5. Take a large bunch of chartreuse bucktail. Divide it in two, catching in one half on top of the tube and one half beneath it. Fix it in place with tight turns of thread.
6. Take a slim bunch of dyed-blue bucktail and, again, split it in two. Catch in the two halves so that they form a thin veil over the top of the chartreuse hair.
7. Repeat the process, this time using plain white bucktail. Ensure that the tips of all three colours are level. Keep the amount quite sparse and well spread, allowing the colours beneath to shine through.
8. Secure the hair with plenty of tight thread turns before removing the excess. Though scissors may be used to trim the waste, a sharp scalpel blade produces a neater finish.

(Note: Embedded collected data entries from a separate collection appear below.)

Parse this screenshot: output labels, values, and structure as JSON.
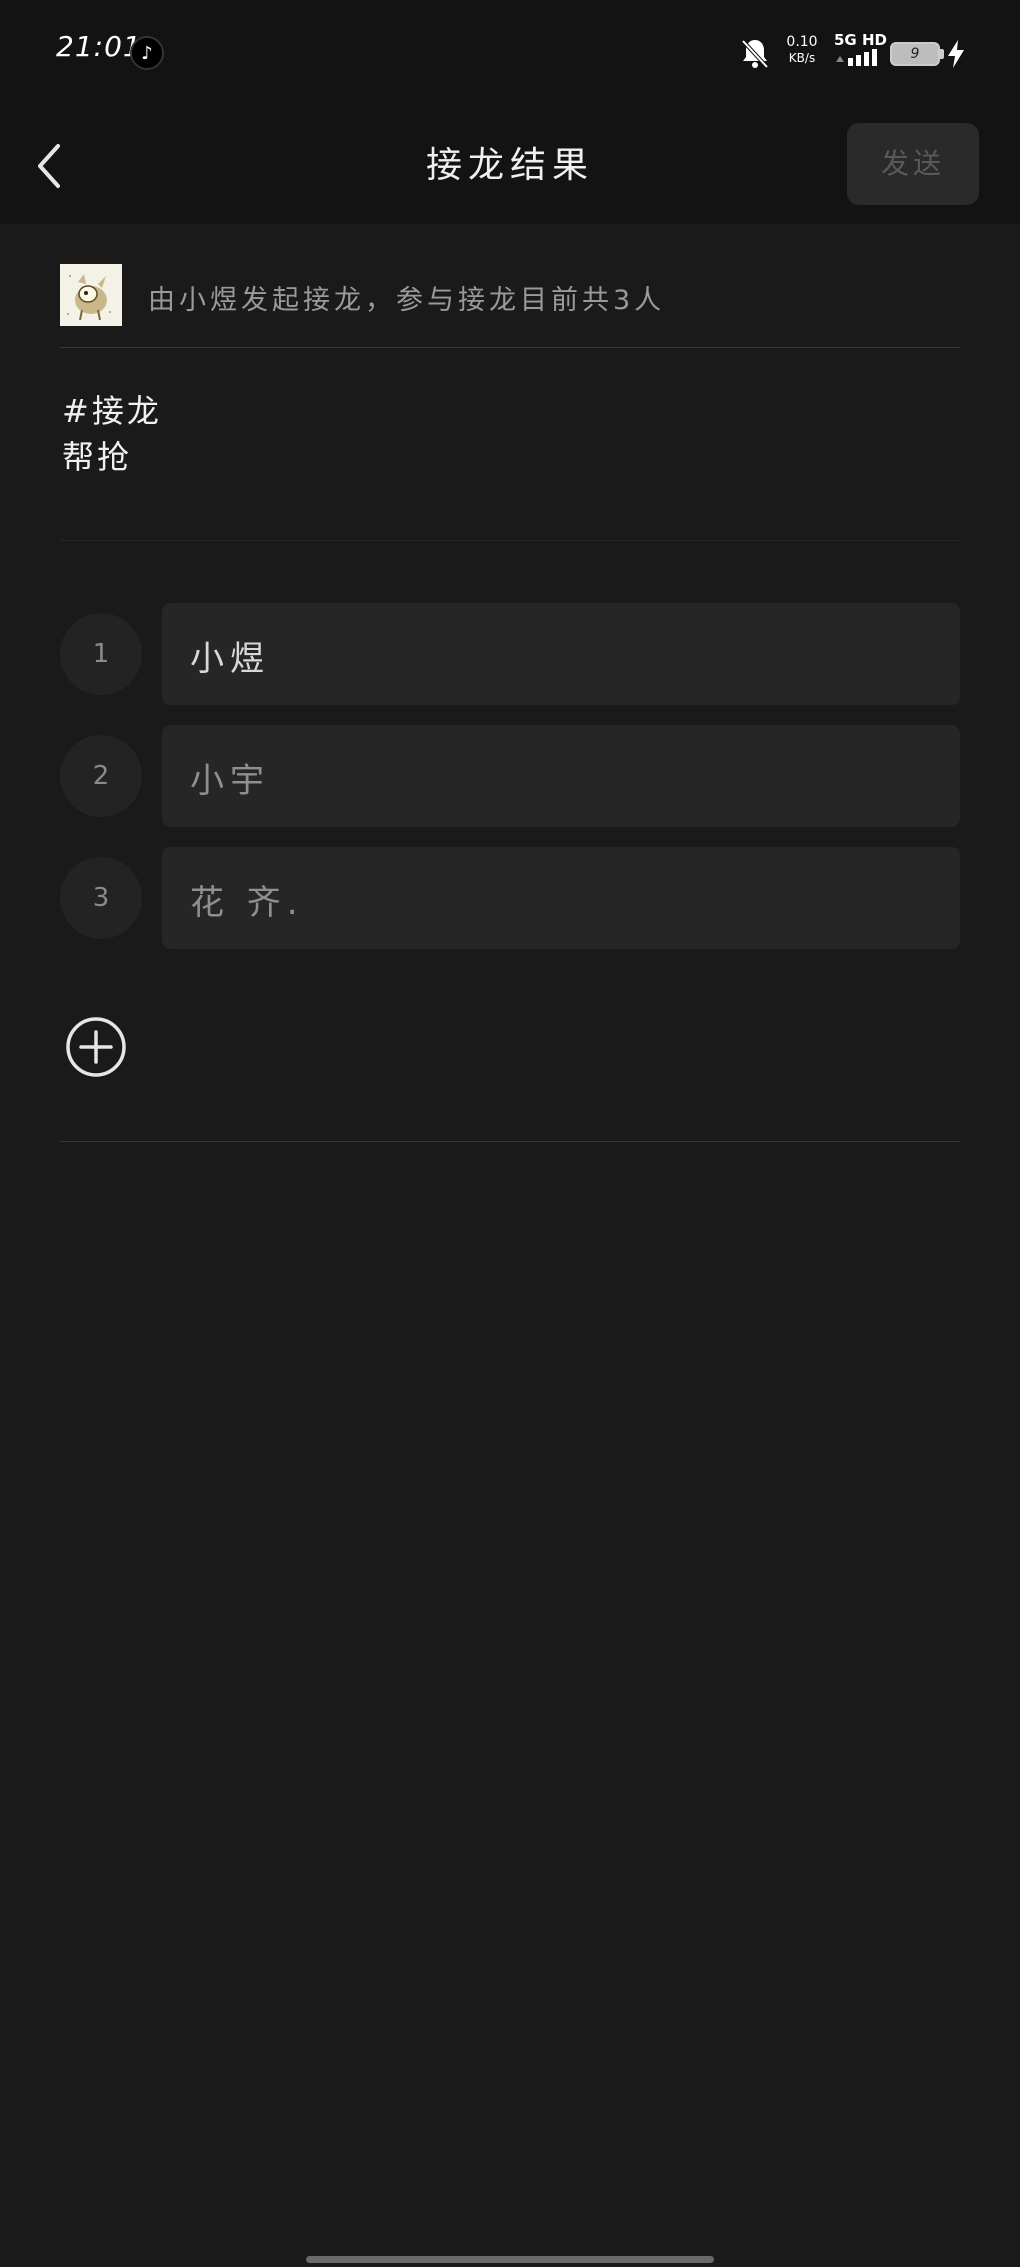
{
  "status_bar": {
    "time": "21:01",
    "app_icon": "tiktok-icon",
    "net_speed_value": "0.10",
    "net_speed_unit": "KB/s",
    "network_label": "5G HD",
    "battery_level": "9"
  },
  "header": {
    "title": "接龙结果",
    "send_label": "发送"
  },
  "origin": {
    "text": "由小煜发起接龙，参与接龙目前共3人"
  },
  "description": {
    "line1": "#接龙",
    "line2": "帮抢"
  },
  "entries": [
    {
      "index": "1",
      "name": "小煜"
    },
    {
      "index": "2",
      "name": "小宇"
    },
    {
      "index": "3",
      "name": "花 齐."
    }
  ],
  "icons": {
    "back": "chevron-left-icon",
    "add": "plus-circle-icon",
    "mute": "bell-off-icon",
    "charging": "bolt-icon"
  },
  "colors": {
    "background": "#1a1a1a",
    "header_bg": "#131313",
    "entry_bg": "#262626",
    "send_disabled": "#2a2a2a"
  }
}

9. Add further tight turns of thread until the hair is well and truly secure. Build a neat head with turns of thread and cast off with a whip finish. Add two or three coats of varnish to protect the thread turns.
WHERE, WHEN & HOW TO FISH
W H E R E
Though its reputation was made on the Tweed — where its popularity continues to grow — the Ice Maiden should work on any river with a spring or autumn run. Mick Williams has also tied it on tiny trebles and used it to great effect in Scandinavia and Iceland.
W H E N
Tied in various sizes and weights, the Ice Maiden can be used throughout the season, but it is as a cold-water pattern — particularly if there is snow-melt in the river — that it excels.
H O W
For early-spring and late-autumn fishing, tie the Ice Maiden on a heavy tube and fish it deep and slow on a fast-sinking line.
T Y I N G T I P
For full effect, the bucktail should be tied in three separate layers, each one to evenly skirt the tube.